Partners, which includes Massachusetts General Hospital and Brigham & Women's Hospital, has a network of nearly 5,000 physicians. Of the roughly 1,100 primary-care doctors in the network, 700 are in private practice. About 1,700 of Partners' 3,700 specialists are community physicians not employed by the health care system. Although some group-model HMOs have made EHRs mandatory for their employed doctors, Partners' decision is noteworthy because it's believed to be the first U.S. health-care system to, in effect, force private-practice doctors to get EHRs. While it's not requiring them to do so, the lure of better contracts will induce most to fall in line. Lee expects no more than 15 or 20 PCPs to walk away from the network.

Of course, Partners is no ordinary health-care system. Besides including an unusual number of academic physicians, it's located in one of the few remaining hot spots for prepaid managed care. So the development of care integration through EHRs is a more positive business model for Partners than it is for systems in most other parts of the country.

Also, Partners has been progressively converting its network physicians to EHRs over the past several years. Lee notes that in 2003, only 9 percent of the non-employed PCPs had EHRs; in 2005, 34 percent had them; and by the end of this year, 85-90 percent will. Overall, about 60-70 percent of Partners' doctors are using EHRs—a number far in excess of the national average, which still hovers between 10 and 20 percent.

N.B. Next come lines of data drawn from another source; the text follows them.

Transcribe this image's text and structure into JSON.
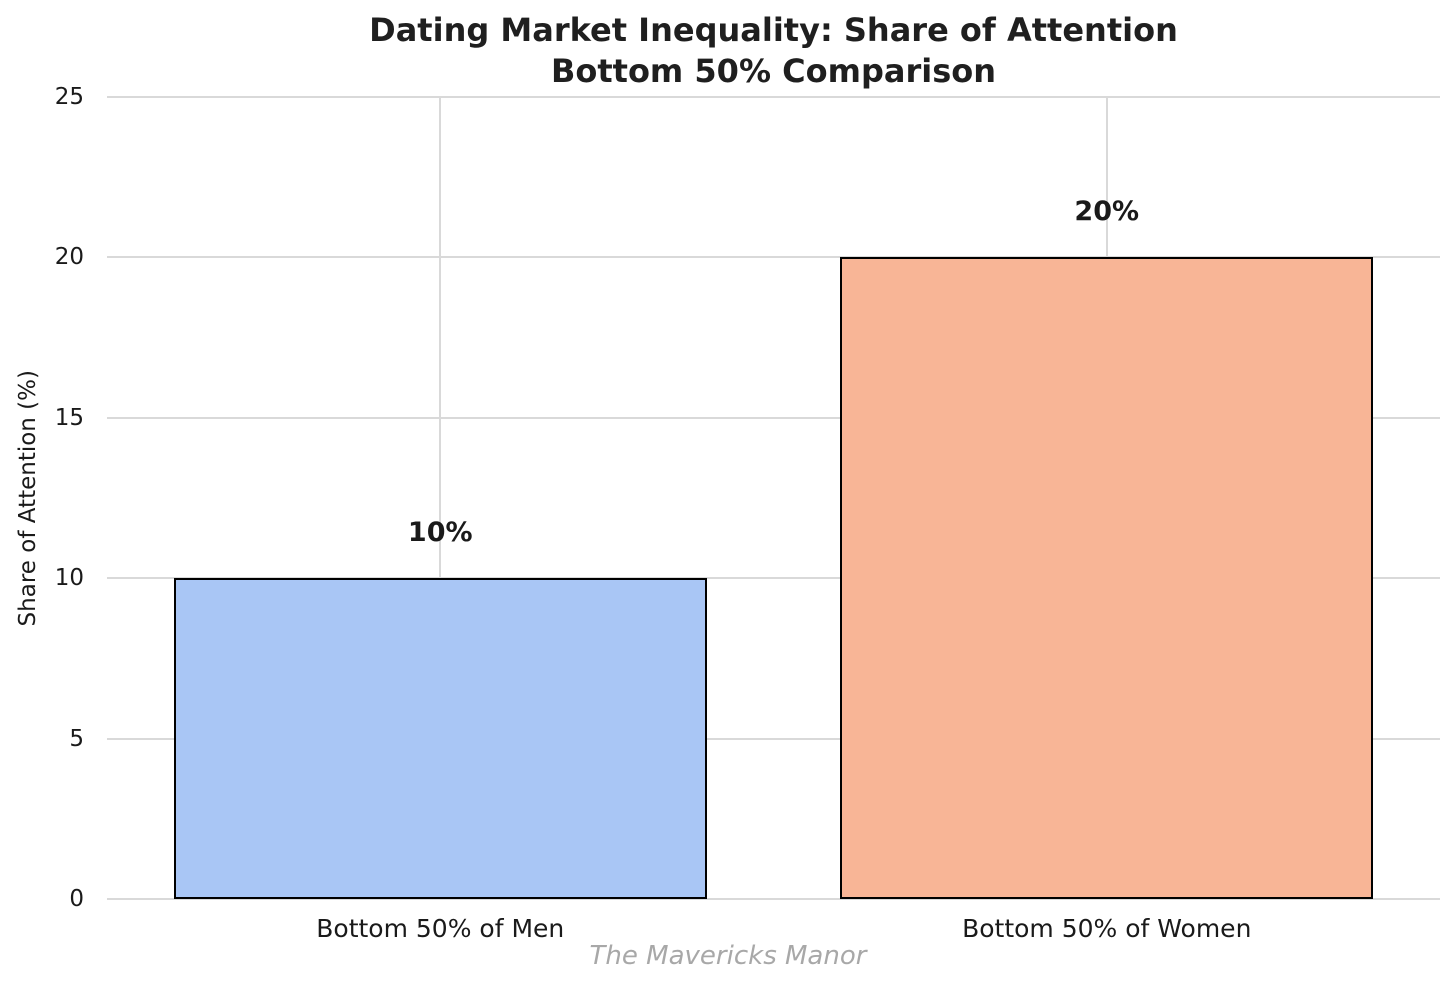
{
  "figure": {
    "title_line1": "Dating Market Inequality: Share of Attention",
    "title_line2": "Bottom 50% Comparison",
    "watermark": "The Mavericks Manor"
  },
  "chart_data": {
    "type": "bar",
    "title": "Dating Market Inequality: Share of Attention\nBottom 50% Comparison",
    "categories": [
      "Bottom 50% of Men",
      "Bottom 50% of Women"
    ],
    "values": [
      10,
      20
    ],
    "value_labels": [
      "10%",
      "20%"
    ],
    "xlabel": "",
    "ylabel": "Share of Attention (%)",
    "ylim": [
      0,
      25
    ],
    "yticks": [
      0,
      5,
      10,
      15,
      20,
      25
    ],
    "grid": true,
    "legend_position": "none",
    "bar_width_fraction": 0.8,
    "bar_colors": [
      "#a9c6f5",
      "#f8b596"
    ],
    "bar_edge_color": "#000000",
    "annotation": "The Mavericks Manor"
  },
  "style": {
    "background": "#ffffff",
    "grid_color": "#d9d9d9",
    "text_color": "#1a1a1a",
    "title_color": "#1f1f1f",
    "watermark_color": "#a8a8a8"
  }
}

Partners' other major advantage is that local health plans are investing some real money in health IT. For example, gastroenterologist James Tracey, president of the Hawthorn Medical Group in Dartmouth and New Bedford, MA, says his 50-doctor multispecialty group expects to recoup most of the money it invested in its EHR through insurer quality incentives (including a reward for health IT adoption) negotiated by Partners. However, Tracey points out, the cost of the ASP-model LMR system was quite reasonable, because Partners sold its software licenses at cost and is providing IT support to the group.

Tracey thinks that Partners' move was inevitable. "At some point, you have to walk the walk. You can't just talk the talk. If you're going to say that the EHR is a vehicle to get you to higher quality, then the whole network has to participate. And at some point you have to set a deadline."